Abacus Finch also requires the use of Puzzlets, a set of actual tiles that kids move around in a Play Tray that connects to your Android or Mac device. The game provides cues along the way to direct students when to add tiles to their physical tray that then pop up and become part of their on-screen play. Place gems on a tray to add or a pickax to subtract, and watch the action play out on your hand-held device.

Abacus Finch is a lot of fun. Kids will keep coming back because they like exploring the different levels and trying to gather stars and eggs. Unlike Cork the Volcano – Puzzlets, the tray and tiles do not play a major part in improving the game or helping kids' understanding of math. Periodically the kids will turn away from their screens to add a few tiles; most of the play is focused on the app, however. Some tile use builds a basic understanding of multiplication, but the same thing could be accomplished on the screen without the expensive Play Tray. 

It takes a while to get to the math. At first, early elementary schoolers spend a long time figuring out their hand-eye coordination so they can explore the Tialoc Cliffs. They don't do any math until Level 2, and even then they only put the digits 1 through 5 in order. Once they get the hang of it, kids will want to play again. Thankfully there are 60  levels to keep them challenged; each one gradually increases in math difficulty.  

Overall Rating

Engagement Would it motivate students and hold their interest? Is it visually appealing? Would it inspire teachers to try something new or change their instruction?

Kids love to beat each level, exploring ancient ruins and hopping from platform to platform. It's so fun that students don't even notice they're doing math.

Pedagogy Does the tool help teachers promote a more student-centered experience? Will students gain conceptual understanding or think critically? Does it deepen teachers’ pedagogical thinking?

Concepts such as addition and subtraction are reinforced as kids add and remove gems.
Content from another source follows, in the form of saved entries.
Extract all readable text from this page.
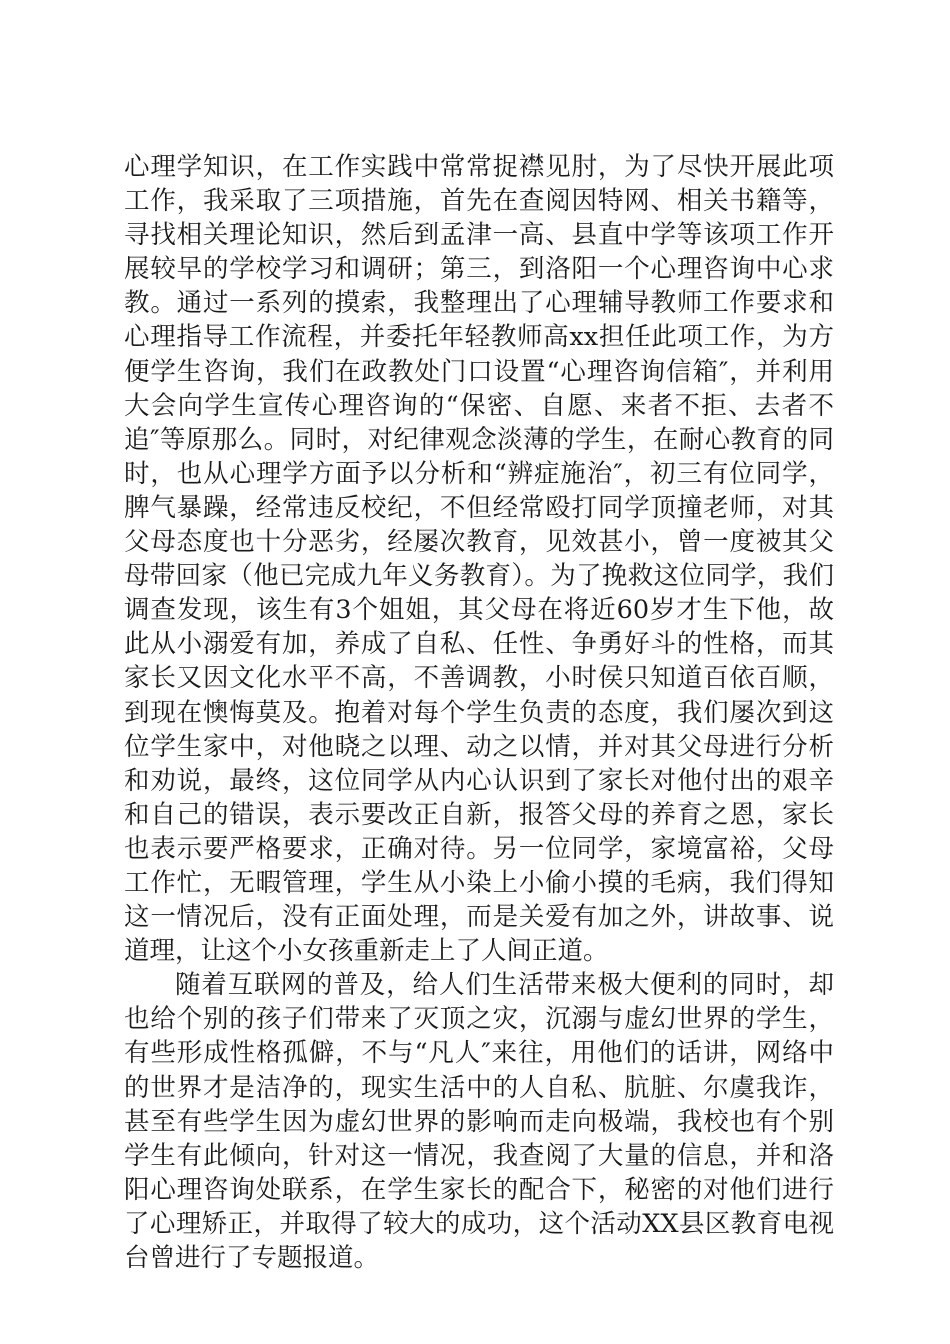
心理学知识，在工作实践中常常捉襟见肘，为了尽快开展此项工作，我采取了三项措施，首先在查阅因特网、相关书籍等，寻找相关理论知识，然后到孟津一高、县直中学等该项工作开展较早的学校学习和调研；第三，到洛阳一个心理咨询中心求教。通过一系列的摸索，我整理出了心理辅导教师工作要求和心理指导工作流程，并委托年轻教师高xx担任此项工作，为方便学生咨询，我们在政教处门口设置“心理咨询信箱″，并利用大会向学生宣传心理咨询的“保密、自愿、来者不拒、去者不追″等原那么。同时，对纪律观念淡薄的学生，在耐心教育的同时，也从心理学方面予以分析和“辨症施治″，初三有位同学，脾气暴躁，经常违反校纪，不但经常殴打同学顶撞老师，对其父母态度也十分恶劣，经屡次教育，见效甚小，曾一度被其父母带回家（他已完成九年义务教育）。为了挽救这位同学，我们调查发现，该生有3个姐姐，其父母在将近60岁才生下他，故此从小溺爱有加，养成了自私、任性、争勇好斗的性格，而其家长又因文化水平不高，不善调教，小时侯只知道百依百顺，到现在懊悔莫及。抱着对每个学生负责的态度，我们屡次到这位学生家中，对他晓之以理、动之以情，并对其父母进行分析和劝说，最终，这位同学从内心认识到了家长对他付出的艰辛和自己的错误，表示要改正自新，报答父母的养育之恩，家长也表示要严格要求，正确对待。另一位同学，家境富裕，父母工作忙，无暇管理，学生从小染上小偷小摸的毛病，我们得知这一情况后，没有正面处理，而是关爱有加之外，讲故事、说道理，让这个小女孩重新走上了人间正道。

随着互联网的普及，给人们生活带来极大便利的同时，却也给个别的孩子们带来了灭顶之灾，沉溺与虚幻世界的学生，有些形成性格孤僻，不与“凡人″来往，用他们的话讲，网络中的世界才是洁净的，现实生活中的人自私、肮脏、尔虞我诈，甚至有些学生因为虚幻世界的影响而走向极端，我校也有个别学生有此倾向，针对这一情况，我查阅了大量的信息，并和洛阳心理咨询处联系，在学生家长的配合下，秘密的对他们进行了心理矫正，并取得了较大的成功，这个活动XX县区教育电视台曾进行了专题报道。
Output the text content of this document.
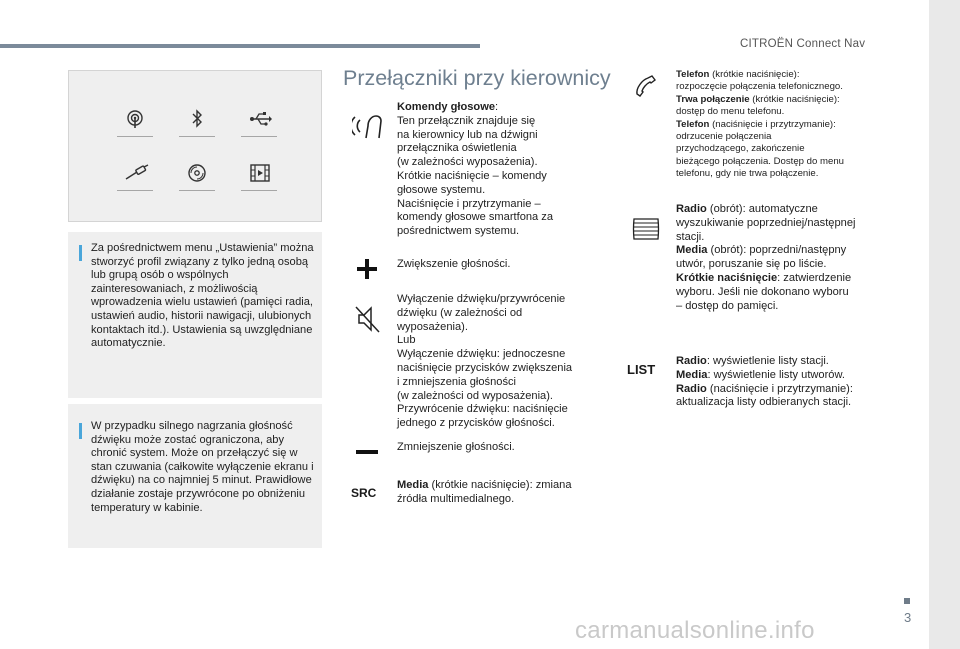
CITROËN Connect Nav
3
carmanualsonline.info

Za pośrednictwem menu „Ustawienia” można stworzyć profil związany z tylko jedną osobą lub grupą osób o wspólnych zainteresowaniach, z możliwością wprowadzenia wielu ustawień (pamięci radia, ustawień audio, historii nawigacji, ulubionych kontaktach itd.). Ustawienia są uwzględniane automatycznie.

W przypadku silnego nagrzania głośność dźwięku może zostać ograniczona, aby chronić system. Może on przełączyć się w stan czuwania (całkowite wyłączenie ekranu i dźwięku) na co najmniej 5 minut. Prawidłowe działanie zostaje przywrócone po obniżeniu temperatury w kabinie.

Przełączniki przy kierownicy
Komendy głosowe:
Ten przełącznik znajduje się
na kierownicy lub na dźwigni
przełącznika oświetlenia
(w zależności wyposażenia).
Krótkie naciśnięcie – komendy
głosowe systemu.
Naciśnięcie i przytrzymanie –
komendy głosowe smartfona za
pośrednictwem systemu.
Zwiększenie głośności.
Wyłączenie dźwięku/przywrócenie
dźwięku (w zależności od
wyposażenia).
Lub
Wyłączenie dźwięku: jednoczesne
naciśnięcie przycisków zwiększenia
i zmniejszenia głośności
(w zależności od wyposażenia).
Przywrócenie dźwięku: naciśnięcie
jednego z przycisków głośności.
Zmniejszenie głośności.
SRC
Media (krótkie naciśnięcie): zmiana
źródła multimedialnego.
Telefon (krótkie naciśnięcie):
rozpoczęcie połączenia telefonicznego.
Trwa połączenie (krótkie naciśnięcie):
dostęp do menu telefonu.
Telefon (naciśnięcie i przytrzymanie):
odrzucenie połączenia
przychodzącego, zakończenie
bieżącego połączenia. Dostęp do menu
telefonu, gdy nie trwa połączenie.
Radio (obrót): automatyczne
wyszukiwanie poprzedniej/następnej
stacji.
Media (obrót): poprzedni/następny
utwór, poruszanie się po liście.
Krótkie naciśnięcie: zatwierdzenie
wyboru. Jeśli nie dokonano wyboru
– dostęp do pamięci.
LIST
Radio: wyświetlenie listy stacji.
Media: wyświetlenie listy utworów.
Radio (naciśnięcie i przytrzymanie):
aktualizacja listy odbieranych stacji.
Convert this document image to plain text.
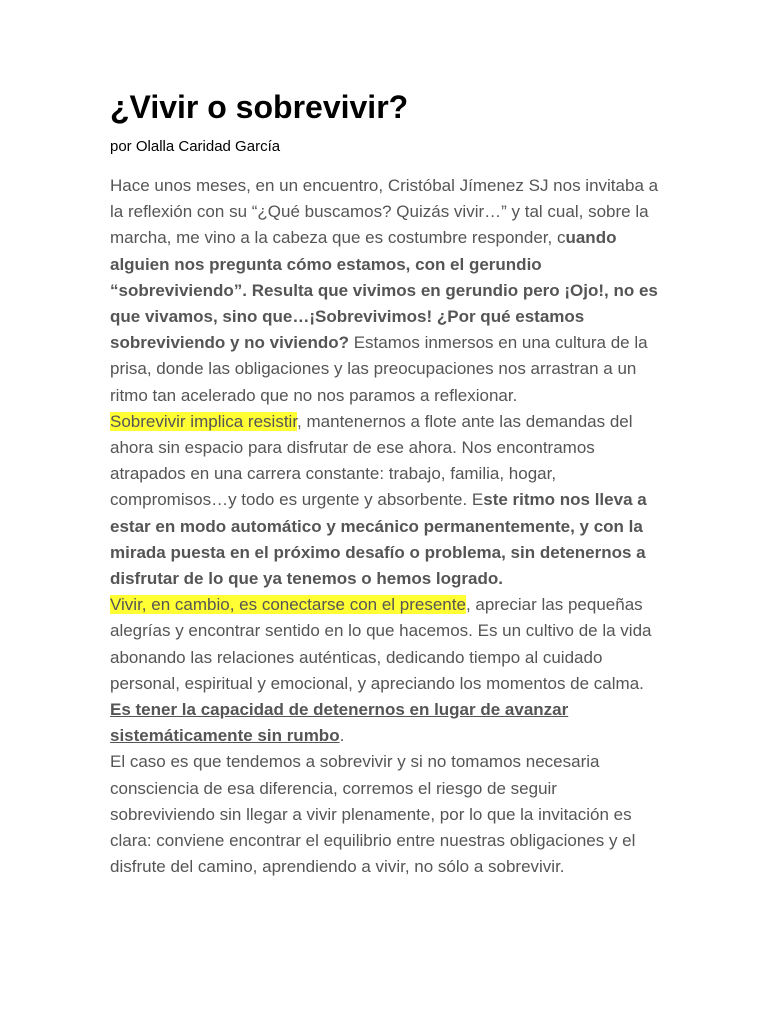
¿Vivir o sobrevivir?
por Olalla Caridad García

Hace unos meses, en un encuentro, Cristóbal Jímenez SJ nos invitaba a la reflexión con su “¿Qué buscamos? Quizás vivir…” y tal cual, sobre la marcha, me vino a la cabeza que es costumbre responder, cuando alguien nos pregunta cómo estamos, con el gerundio “sobreviviendo”. Resulta que vivimos en gerundio pero ¡Ojo!, no es que vivamos, sino que…¡Sobrevivimos! ¿Por qué estamos sobreviviendo y no viviendo? Estamos inmersos en una cultura de la prisa, donde las obligaciones y las preocupaciones nos arrastran a un ritmo tan acelerado que no nos paramos a reflexionar.

Sobrevivir implica resistir, mantenernos a flote ante las demandas del ahora sin espacio para disfrutar de ese ahora. Nos encontramos atrapados en una carrera constante: trabajo, familia, hogar, compromisos…y todo es urgente y absorbente. Este ritmo nos lleva a estar en modo automático y mecánico permanentemente, y con la mirada puesta en el próximo desafío o problema, sin detenernos a disfrutar de lo que ya tenemos o hemos logrado.

Vivir, en cambio, es conectarse con el presente, apreciar las pequeñas alegrías y encontrar sentido en lo que hacemos. Es un cultivo de la vida abonando las relaciones auténticas, dedicando tiempo al cuidado personal, espiritual y emocional, y apreciando los momentos de calma. Es tener la capacidad de detenernos en lugar de avanzar sistemáticamente sin rumbo.

El caso es que tendemos a sobrevivir y si no tomamos necesaria consciencia de esa diferencia, corremos el riesgo de seguir sobreviviendo sin llegar a vivir plenamente, por lo que la invitación es clara: conviene encontrar el equilibrio entre nuestras obligaciones y el disfrute del camino, aprendiendo a vivir, no sólo a sobrevivir.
While math skills are necessary to play, kids spend most of their time hopping around platforms.

Support Can students and teachers get assistance when they need it? Is it created with people of different abilities and backgrounds in mind? Is learning reinforced and extended beyond the digital experience?

Tips are provided along the way, helping kids learn the different commands while they play. Abacus Finch is missing lesson guides or extensions for teachers.